Megathrust merupakan gempa bumi besar, dengan magnitudo yang dapat mendekati M 9,0 atau lebih. Gempa ini berpotensi menyebabkan tsunami besar, karena terjadi di bawah laut dan mengangkat massa air secara signifikan.
Megathrust terjadi akibat akumulasi tegangan di zona subduksi yang akhirnya dilepaskan dalam bentuk gempa bumi besar.
Indonesia merupakan salah satu negara dengan risiko megathrust tertinggi di dunia, karena terletak di Cincin Api Pasifik (Ring of Fire) dan berada di pertemuan beberapa lempeng tektonik utama. Gempa megathrust di Indonesia memiliki potensi untuk menyebabkan kerusakan besar dan tsunami dahsyat.
Indonesia terletak di pertemuan empat lempeng tektonik utama:
• Lempeng Indo-Australia (bergerak ke utara)
• Lempeng Eurasia (statis, tapi mengalami dorongan dari selatan)
• Lempeng Pasifik (bergerak ke barat)
• Lempeng Filipina (bergerak ke barat daya)
Pergerakan dan interaksi antar lempeng ini menciptakan beberapa zona subduksi di Indonesia, yang menjadi sumber gempa megathrust.
Indonesia memiliki beberapa zona megathrust aktif yang berpotensi memicu gempa bumi besar dan tsunami. Berikut adalah beberapa di antaranya:
1. Zona Megathrust Sumatra
📍 Lokasi: Pantai barat Sumatra, dari Aceh hingga Lampung
💥 Potensi: M 8,5 – M 9,3
🌊 Dampak: Tsunami besar berisiko menghantam Aceh, Sumatra Barat, Bengkulu, dan Lampung
🔴 Rekaman Sejarah:
Gempa dan Tsunami Aceh 2004 (M 9,1) – Menyebabkan lebih dari 230.000 korban jiwa.

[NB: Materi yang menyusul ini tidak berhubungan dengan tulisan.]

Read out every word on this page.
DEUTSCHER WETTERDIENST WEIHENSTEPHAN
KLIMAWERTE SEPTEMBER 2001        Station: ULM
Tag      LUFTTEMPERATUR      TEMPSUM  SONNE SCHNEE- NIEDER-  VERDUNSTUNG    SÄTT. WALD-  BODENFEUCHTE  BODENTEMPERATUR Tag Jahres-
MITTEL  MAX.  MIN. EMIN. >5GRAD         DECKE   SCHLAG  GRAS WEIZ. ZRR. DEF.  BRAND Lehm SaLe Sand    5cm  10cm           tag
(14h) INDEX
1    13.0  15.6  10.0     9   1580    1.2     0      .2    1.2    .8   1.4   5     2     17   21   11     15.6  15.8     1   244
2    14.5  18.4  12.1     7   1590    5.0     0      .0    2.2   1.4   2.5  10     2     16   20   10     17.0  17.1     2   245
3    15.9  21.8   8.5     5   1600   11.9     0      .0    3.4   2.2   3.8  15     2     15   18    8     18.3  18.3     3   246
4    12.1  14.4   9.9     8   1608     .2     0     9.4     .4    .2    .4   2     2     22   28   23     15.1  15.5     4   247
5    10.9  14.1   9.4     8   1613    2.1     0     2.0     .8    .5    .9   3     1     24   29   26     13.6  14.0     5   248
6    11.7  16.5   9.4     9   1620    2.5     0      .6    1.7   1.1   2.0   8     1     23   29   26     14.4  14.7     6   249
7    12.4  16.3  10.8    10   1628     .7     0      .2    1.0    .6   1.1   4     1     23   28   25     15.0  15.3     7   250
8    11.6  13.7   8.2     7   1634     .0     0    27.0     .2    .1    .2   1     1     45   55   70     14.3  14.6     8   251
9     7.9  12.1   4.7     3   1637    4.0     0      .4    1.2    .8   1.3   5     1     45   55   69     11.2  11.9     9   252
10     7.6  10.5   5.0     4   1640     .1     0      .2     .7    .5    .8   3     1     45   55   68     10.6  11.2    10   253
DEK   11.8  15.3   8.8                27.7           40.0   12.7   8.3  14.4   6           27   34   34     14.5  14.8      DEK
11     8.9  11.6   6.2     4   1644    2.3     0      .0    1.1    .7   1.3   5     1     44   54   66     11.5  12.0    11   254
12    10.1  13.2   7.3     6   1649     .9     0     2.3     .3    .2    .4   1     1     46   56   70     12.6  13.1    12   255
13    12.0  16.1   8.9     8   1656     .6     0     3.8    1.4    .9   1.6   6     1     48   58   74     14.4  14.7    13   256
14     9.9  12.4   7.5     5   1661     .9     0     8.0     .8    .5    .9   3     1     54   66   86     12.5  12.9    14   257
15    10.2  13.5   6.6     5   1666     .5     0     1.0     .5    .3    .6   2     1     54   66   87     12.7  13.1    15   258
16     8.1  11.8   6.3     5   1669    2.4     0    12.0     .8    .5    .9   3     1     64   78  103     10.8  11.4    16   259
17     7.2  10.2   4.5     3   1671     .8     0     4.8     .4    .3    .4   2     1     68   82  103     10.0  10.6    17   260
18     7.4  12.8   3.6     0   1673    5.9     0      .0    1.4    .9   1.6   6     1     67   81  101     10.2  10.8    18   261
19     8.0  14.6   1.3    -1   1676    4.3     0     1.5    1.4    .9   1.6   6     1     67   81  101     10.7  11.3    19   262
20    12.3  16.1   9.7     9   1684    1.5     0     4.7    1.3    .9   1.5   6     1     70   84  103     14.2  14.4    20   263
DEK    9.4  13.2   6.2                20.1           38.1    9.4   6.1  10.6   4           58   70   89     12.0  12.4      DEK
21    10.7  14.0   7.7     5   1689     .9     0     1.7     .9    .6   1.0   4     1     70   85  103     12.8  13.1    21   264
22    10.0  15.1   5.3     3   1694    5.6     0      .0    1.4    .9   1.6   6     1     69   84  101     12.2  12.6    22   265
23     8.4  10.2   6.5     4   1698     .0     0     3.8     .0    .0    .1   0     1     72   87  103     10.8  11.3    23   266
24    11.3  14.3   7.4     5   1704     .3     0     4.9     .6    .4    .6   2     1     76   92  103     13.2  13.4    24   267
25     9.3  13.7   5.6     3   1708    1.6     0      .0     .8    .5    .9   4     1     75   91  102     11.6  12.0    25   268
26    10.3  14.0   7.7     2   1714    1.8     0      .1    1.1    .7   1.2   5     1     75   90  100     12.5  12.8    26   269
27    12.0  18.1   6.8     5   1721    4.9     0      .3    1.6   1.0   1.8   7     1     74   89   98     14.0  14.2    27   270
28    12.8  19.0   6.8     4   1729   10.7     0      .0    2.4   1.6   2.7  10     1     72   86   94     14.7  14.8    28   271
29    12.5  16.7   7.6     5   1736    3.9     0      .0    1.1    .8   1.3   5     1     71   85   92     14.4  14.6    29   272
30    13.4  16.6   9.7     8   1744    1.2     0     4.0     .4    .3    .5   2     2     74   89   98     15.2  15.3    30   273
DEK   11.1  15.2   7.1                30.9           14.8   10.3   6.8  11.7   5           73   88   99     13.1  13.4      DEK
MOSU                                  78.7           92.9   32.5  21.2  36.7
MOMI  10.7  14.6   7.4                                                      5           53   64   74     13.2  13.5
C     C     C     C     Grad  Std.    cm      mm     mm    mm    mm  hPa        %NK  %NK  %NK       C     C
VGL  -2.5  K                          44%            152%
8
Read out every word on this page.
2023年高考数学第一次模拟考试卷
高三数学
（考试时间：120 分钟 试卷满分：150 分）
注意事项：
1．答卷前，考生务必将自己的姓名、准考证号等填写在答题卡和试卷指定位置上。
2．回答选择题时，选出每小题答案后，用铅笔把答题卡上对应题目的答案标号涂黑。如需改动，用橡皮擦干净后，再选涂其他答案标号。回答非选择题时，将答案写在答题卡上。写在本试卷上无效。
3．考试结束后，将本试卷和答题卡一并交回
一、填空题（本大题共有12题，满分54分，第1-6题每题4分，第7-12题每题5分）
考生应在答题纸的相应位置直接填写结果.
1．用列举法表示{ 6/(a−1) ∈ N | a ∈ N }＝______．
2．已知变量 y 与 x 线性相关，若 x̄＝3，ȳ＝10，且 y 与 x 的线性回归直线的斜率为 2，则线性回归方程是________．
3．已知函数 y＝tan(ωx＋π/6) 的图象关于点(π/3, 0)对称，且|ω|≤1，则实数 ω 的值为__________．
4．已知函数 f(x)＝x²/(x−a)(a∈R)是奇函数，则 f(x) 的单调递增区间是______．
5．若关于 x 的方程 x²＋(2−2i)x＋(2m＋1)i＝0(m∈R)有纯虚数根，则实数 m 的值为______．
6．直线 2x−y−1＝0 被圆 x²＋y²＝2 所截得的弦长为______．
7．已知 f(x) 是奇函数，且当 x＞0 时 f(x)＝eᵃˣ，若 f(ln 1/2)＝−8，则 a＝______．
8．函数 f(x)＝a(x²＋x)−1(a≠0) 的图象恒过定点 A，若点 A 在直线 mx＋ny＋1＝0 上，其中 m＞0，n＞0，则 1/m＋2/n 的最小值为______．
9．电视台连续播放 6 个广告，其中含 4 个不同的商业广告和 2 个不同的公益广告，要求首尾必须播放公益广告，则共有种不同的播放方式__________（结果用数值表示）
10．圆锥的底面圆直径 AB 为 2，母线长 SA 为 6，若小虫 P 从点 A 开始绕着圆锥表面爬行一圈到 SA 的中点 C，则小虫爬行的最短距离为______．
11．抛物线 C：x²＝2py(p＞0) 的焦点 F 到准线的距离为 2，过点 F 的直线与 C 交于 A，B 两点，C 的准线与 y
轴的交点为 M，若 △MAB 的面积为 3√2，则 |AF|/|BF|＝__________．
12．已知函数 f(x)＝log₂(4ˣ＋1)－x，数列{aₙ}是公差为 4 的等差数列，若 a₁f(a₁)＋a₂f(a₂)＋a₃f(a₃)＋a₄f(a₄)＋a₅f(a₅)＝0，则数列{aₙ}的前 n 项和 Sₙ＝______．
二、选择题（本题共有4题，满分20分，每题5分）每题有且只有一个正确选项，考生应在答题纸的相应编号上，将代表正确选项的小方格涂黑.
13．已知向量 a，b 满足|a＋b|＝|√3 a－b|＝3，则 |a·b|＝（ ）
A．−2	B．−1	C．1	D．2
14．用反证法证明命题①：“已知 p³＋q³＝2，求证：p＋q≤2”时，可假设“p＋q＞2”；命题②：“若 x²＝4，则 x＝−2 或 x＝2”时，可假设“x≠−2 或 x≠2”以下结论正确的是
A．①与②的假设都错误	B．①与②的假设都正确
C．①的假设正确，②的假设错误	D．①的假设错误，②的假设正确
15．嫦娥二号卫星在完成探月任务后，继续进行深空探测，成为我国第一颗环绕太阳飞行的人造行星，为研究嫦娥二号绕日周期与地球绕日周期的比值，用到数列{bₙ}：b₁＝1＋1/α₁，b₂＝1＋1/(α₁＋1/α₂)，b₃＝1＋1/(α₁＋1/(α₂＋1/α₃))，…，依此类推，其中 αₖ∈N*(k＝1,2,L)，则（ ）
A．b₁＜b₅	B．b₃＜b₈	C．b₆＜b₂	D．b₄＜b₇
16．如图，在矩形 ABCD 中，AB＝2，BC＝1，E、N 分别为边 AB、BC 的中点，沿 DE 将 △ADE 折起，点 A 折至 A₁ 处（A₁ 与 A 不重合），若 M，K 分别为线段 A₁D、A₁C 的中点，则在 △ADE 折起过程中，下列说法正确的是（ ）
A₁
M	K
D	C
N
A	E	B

Gempa Mentawai 2010 (M 7,8) – Menyebabkan tsunami lokal.
2. Zona Megathrust Selat Sunda
📍 Lokasi: diantara Sumatra dan Jawa
💥 Potensi: M 8,7 – M 9,0
🌊 Dampak: Tsunami berisiko menghantam Banten, Jakarta, dan Lampung
🔴 Ancaman:
Dampak langsung ke Jakarta → Potensi gelombang tsunami yang bisa mencapai pesisir Jakarta.
Erupsi Gunung Anak Krakatau bisa memperparah dampak tsunami.
3. Zona Megathrust Selatan Jawa
📍 Lokasi: Samudra Hindia, sepanjang pesisir selatan Pulau Jawa
💥 Potensi: M 8,7 – M 9,0
🌊 Dampak: Tsunami besar dapat menghantam Jawa Barat, Yogyakarta, Jawa Tengah, dan Jawa Timur
🔴 Rekaman Sejarah:
Gempa dan Tsunami Pangandaran 2006 (M 7,7) – Tsunami setinggi 5–7 meter menghancurkan ribuan rumah.
4. Zona Megathrust Selatan Bali, Lombok, dan Sumbawa
📍 Lokasi: Perairan selatan Bali, Lombok, dan Sumbawa
💥 Potensi: M 8,5 – M 9,0
🌊 Dampak: Tsunami dapat menghancurkan destinasi wisata utama seperti Bali, Lombok, dan Gili Trawangan
🔴 Rekaman Sejarah:
Gempa Lombok 2018 (M 7,0) – Menghancurkan ribuan bangunan dan menewaskan lebih dari 500 orang.
5. Zona Megathrust Utara Papua
📍 Lokasi: Samudra Pasifik di utara Papua
💥 Potensi: M 8,5 – M 9,0
🌊 Dampak: Tsunami bisa menghantam pesisir utara Papua, bahkan mencapai Filipina dan Jepang.
Dampak Potensial Megathrust
1. Dampak Fisik dan Infrastruktur
💥 Kerusakan bangunan dan infrastruktur → Gedung-gedung runtuh akibat guncangan kuat.
💥 Jalan dan jembatan rusak → Menyebabkan kesulitan akses bantuan pasca bencana.
💥 Pelabuhan dan bandara lumpuh → Menghambat distribusi bantuan dan evakuasi korban.
2. Dampak Lingkungan
🌊 Tsunami besar → Air laut naik dengan cepat, menghancurkan pesisir dan menenggelamkan pemukiman.
🔥 Kebakaran akibat kabel listrik putus → Menambah kerusakan setelah gempa.
🏞 Perubahan garis pantai → Akibat pergeseran daratan dan likuifaksi tanah.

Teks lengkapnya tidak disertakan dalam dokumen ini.